2008年05月28日
ベートーヴェンの満面の笑顔
ホグウッドがいなければ、私はベートーヴェンを、それも交響曲を聴くようにはならなかっただろう。現在では「ピリオド系」と呼ばれているジャンルを一気にメジャーに押し上げたのは彼の第一功績だ。
そして、今聴いているのは「交響曲5番 ハ短調」。3番まではフォルテピアノの弾き振りだったホグウッドは、フォルテピアノはAlstair Rossに任せて、自分はタクトを握ったようだ。確かに、編成が大きくなると通奏低音の位置からではアンサンブルを見通せなくなる。それに、モーツァルトやハイドンの「低音に和声を乗せて、メロディライン(声部)を絡ませて」という音楽の作り方から次第に離れていくと、鍵盤上の発想では音楽全体を見通せなくなってきているのではないか。

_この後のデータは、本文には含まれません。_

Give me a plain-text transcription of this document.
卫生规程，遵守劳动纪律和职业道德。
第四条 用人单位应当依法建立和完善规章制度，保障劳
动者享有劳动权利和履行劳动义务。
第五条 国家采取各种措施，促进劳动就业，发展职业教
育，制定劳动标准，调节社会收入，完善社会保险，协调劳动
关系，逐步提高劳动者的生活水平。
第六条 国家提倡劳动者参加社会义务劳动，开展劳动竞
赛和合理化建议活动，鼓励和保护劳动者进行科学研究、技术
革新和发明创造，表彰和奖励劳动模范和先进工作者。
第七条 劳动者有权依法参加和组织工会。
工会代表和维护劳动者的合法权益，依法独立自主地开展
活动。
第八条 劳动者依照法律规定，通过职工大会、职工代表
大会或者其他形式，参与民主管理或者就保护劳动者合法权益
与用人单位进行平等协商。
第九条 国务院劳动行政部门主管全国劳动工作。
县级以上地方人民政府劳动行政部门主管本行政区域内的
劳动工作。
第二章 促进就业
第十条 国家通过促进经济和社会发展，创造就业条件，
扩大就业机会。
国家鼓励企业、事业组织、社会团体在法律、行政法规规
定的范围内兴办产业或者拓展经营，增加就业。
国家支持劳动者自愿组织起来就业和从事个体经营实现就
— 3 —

戦後、バッハの音楽に「通奏低音」と称する即興を含むチェンバロが入れられ始めた頃、あるいは、モーツァルトのオペラのレシタティーフにチェンバロが入れられ始めた頃、「音楽識者」は楽譜にない音を「勝手に」入れていることに怒ったという。
それが、今日バロック音楽では当たり前の即興的通奏低音鍵盤(笑)は、モーツァルトでも当たり前になり、ベートーヴェンでもとなるか..ホグウッドは6番以降の録音に当たっては、フォルテピアノを起用するのを止めてる。
それにしても、この20年以上前の録音は、今以て古く感じない。すごいなーと思う。さらに今感じ取れるのは、「楽器の性格」をベートーヴェンが使い分けていたことをちゃんと見抜いた演奏をしていると言うことだ。どんなにシリアスな表情の音楽にも、ちょっとファゴットが顔を出せば、そこに小さな諧謔の発露がある。オーボエが歌うのとフルートが歌うのではそこに差す光が違う。20年経って、やっとそのことに気づいてきたよ。なかなかこれはできない演奏だなと。そして、たまーに聞こえるフォルテピアノの音。楽譜に書かれていない音がしていることが、ベートーヴェンの交響曲においてもこれほど重要であろうとは。惜しむらくは録音の中で相対的地位が低いことだ。もっとばんばん聞こえてくればおもしろいのに。
とはいえ、これが1986年当時の限界でもあろう。オーケストラの中にピアノの定席がないことが常識だった時代、ピアノの音がばんばん聞こえては「マズイ」わけだ。
Beethoven: The Symphonies / Hogwood, Academy of Ancient Music [Import] [from US]
Ludwig van Beethoven (作曲)
Academy of Ancient Music (合奏)
そして、曲は4楽章コーダへと向かう。管楽器がこれほど楽しく、色彩豊かにオケの中で響くその喜び。...キーボードを打つ手は停まり、しばし曲に聴き入る...というか、喜びを共有する。興奮する。肖像画にはなっていないが、ベートーヴェン満面の笑顔が思い浮かぶのもこの4楽章のコーダなのだった。